2 water requirements for single family dwelling consisting of” enumerated water fixtures, including “1 Standard Bathtub (may have Showerhead above)” and “2 Showers, Separate Stall (One Showerhead).” It expressly provides: “No water use fixtures other than those listed above have been approved or authorized for use on the Subject Property.” The Deed Restriction states that the owners “acknowledge[]” “the limitation on the water use fixtures referenced above have been voluntarily accepted as a condition of Water Permit No. 30234” and “this restriction is permanent and irrevocable, unless amended by the filing of a less restrictive deed restriction.” The Deed Restriction states the owners “elect[] and irrevocably covenant[]” with the District to “abide by the conditions of [the Deed Restriction] to enable issuance of Water Permit No. 30234.” It further indicates that the Deed Restriction agreement “constitutes a mandatory condition precedent to receipt of regulatory approval” and approval of the permit would have been withheld “[b]ut for the limitations . . . .” It also states the undersigned owners “agree[] with and accept[] all terms of this document . . . .” The District issued Water Permit No. 30234 on January 26, 2010. The permit specified that the permit involved adding a bathroom and expressly stated in bold, upper case letters: “FINAL INSPECTION REQUIRED BY MPWMD.” It indicated the number of existing fixtures, including a bathtub with a showerhead and shower stall with one showerhead, and the number of postproject fixtures, which included an additional shower stall with one showerhead. The permit indicated that penalties may be imposed for additional water fixtures installed without amendment of the water permit. A final inspection report of the Thums’ property, dated July 6, 2010, determined the property was not in compliance with Water Permit No. 30234 in that there were two additional shower heads. The District sent an “Immediate Action Required” letter, dated July 9, 2010, to the Thums. The letter stated: “The inspection report represents a final

3 decision of the General Manager and is appealable within 21 days of the date of inspection.” The Thums filed a written application for an administrative appeal on July 29, 2010. Their application indicated that “Cal Am” was the water company that serviced their property, a single family dwelling. In the application, they argued that they “obtained a vested right to add the bathroom without additional fees or other requirements once the District issued permit 30234” and “equitable estoppels bars the District from finding that the Property is in noncompliance with the District’s rules” because the District had inspected the property’s water fixtures in 2007 in connection with a prior permit and given its final approval, no changes had been made to those fixtures, and the Thums had relied on the District’s final approval of the fixtures under the prior permit.
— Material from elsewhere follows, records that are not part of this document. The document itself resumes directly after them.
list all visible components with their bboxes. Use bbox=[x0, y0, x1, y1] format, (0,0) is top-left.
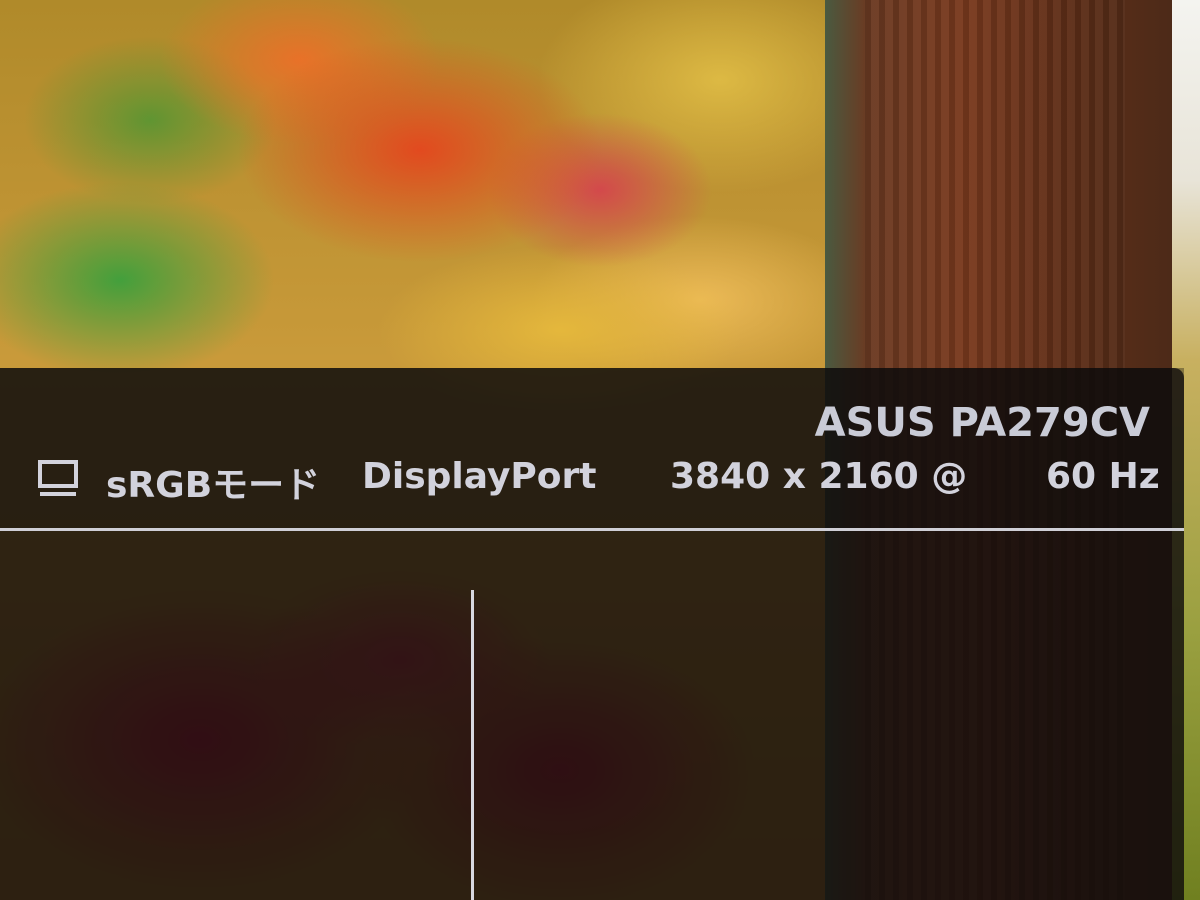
color-mode-label: sRGBモード bbox=[106, 465, 321, 506]
status-row: sRGBモード DisplayPort 3840 x 2160 @ 60 Hz bbox=[36, 454, 1160, 506]
resolution-label: 3840 x 2160 @ bbox=[670, 456, 968, 497]
osd-header: ASUS PA279CV sRGBモード DisplayPort 3840 x … bbox=[0, 368, 1184, 528]
monitor-icon bbox=[38, 460, 78, 496]
menu-column-divider bbox=[471, 590, 474, 900]
model-name: ASUS PA279CV bbox=[814, 400, 1150, 446]
osd-panel: ASUS PA279CV sRGBモード DisplayPort 3840 x … bbox=[0, 368, 1184, 900]
osd-menu-body bbox=[0, 531, 1184, 900]
refresh-rate-label: 60 Hz bbox=[1046, 456, 1160, 497]
input-source-label: DisplayPort bbox=[362, 456, 597, 497]
screen: ASUS PA279CV sRGBモード DisplayPort 3840 x … bbox=[0, 0, 1200, 900]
In a supplemental letter, dated March 25, 2011, the Thums’ counsel added further legal arguments: (1) the District does not have the statutory authority to restrict household water use, (2) the District does not have the authority to charge connection fees when it has not created a connection to water furnished by it, (3) the District’s “permit rules that limit the number and location of water fixtures in a house for the purpose of estimating water use capacity and assessing connection fees constitute a taking in violation of the” United States and California Constitutions, (4) the District’s “rules that count and limit the number and location of residential water fixtures violates [sic] substantive due process” under the United States and California Constitutions, (5) the District’s “imposition of deed restrictions on residential property constitutes an unreasonable restraint on alienation,” and (6) the District’s “rules that permit inspections of private residential property violate protections from government searches provided by” the United States and California Constitutions, (7) the “District’s rules and practice of

4 entering private residential homes to count water fixtures violate the right of privacy granted under the California Constitution.” The Thums provided a second supplemental letter, dated April 18, 2011, in support of their administrative appeal.